Sarà perché non sento mia la cattolica confessionalità della rituale ortodossia della Chiesa o perché in quel misto di magismo e cristianità ci sono nato, ma non mi disturba affatto la mescolanza di monoteismo giudaico orientale e paganesimo politeista e animista che ha reso la religione del Nazareno risorto quello che è in larga parte del Mezzogiorno d’Italia e dei ceti meno colti, se li si guarda col senno dei libri dei ricchi.

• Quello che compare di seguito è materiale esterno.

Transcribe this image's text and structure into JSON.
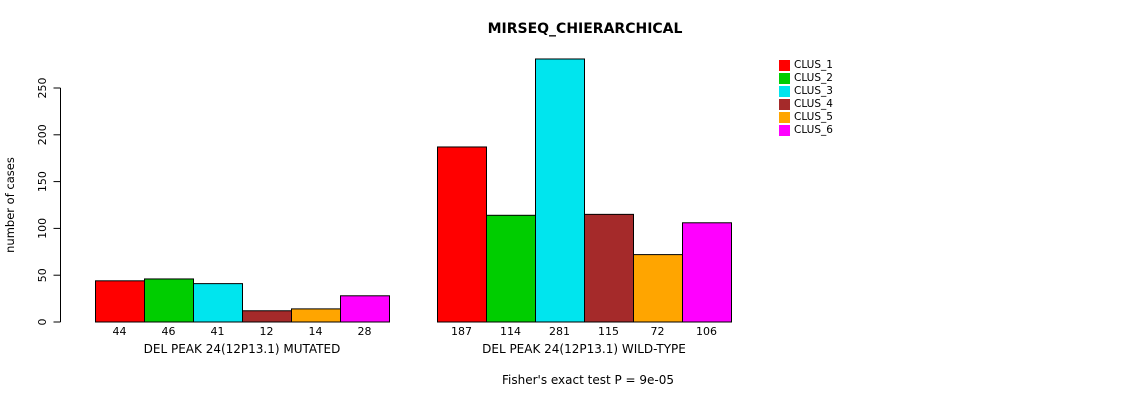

Capisco la reazione del clero a quelle professioni autonome e anarchiche, e nel contesto originale han senso le parole di padre Gemelli. Ma alla laica sinistra che si dice rispettosa del pensiero e delle opinioni altrui, che fastidio dà quella considerazione totemica delle membra mortali del santo? Cosa cambia nel loro modo agnostico di guardare il mondo se altri confidino con egual convinzione alla transustanziazione nell’ostia e al potere salvifico delle reliquie? Come rende peggiore questo mondo il fatto che alcuni credano in un soprannaturale diverso da un altro?

Dovremmo allora mettere alla berlina, e con la stessa boria supponente, ogni professione ultraterrena. Eppure, questo non accade. Perché? Perché il Cristianesimo tutto, l’Ebraismo, il Buddhismo, il Confucianesimo intero e l’Islam in ogni sua declinazione non finiscono ridicolizzati allo stesso modo dalle medesime penne? Come mai ciò accade solo per le credenze popolari?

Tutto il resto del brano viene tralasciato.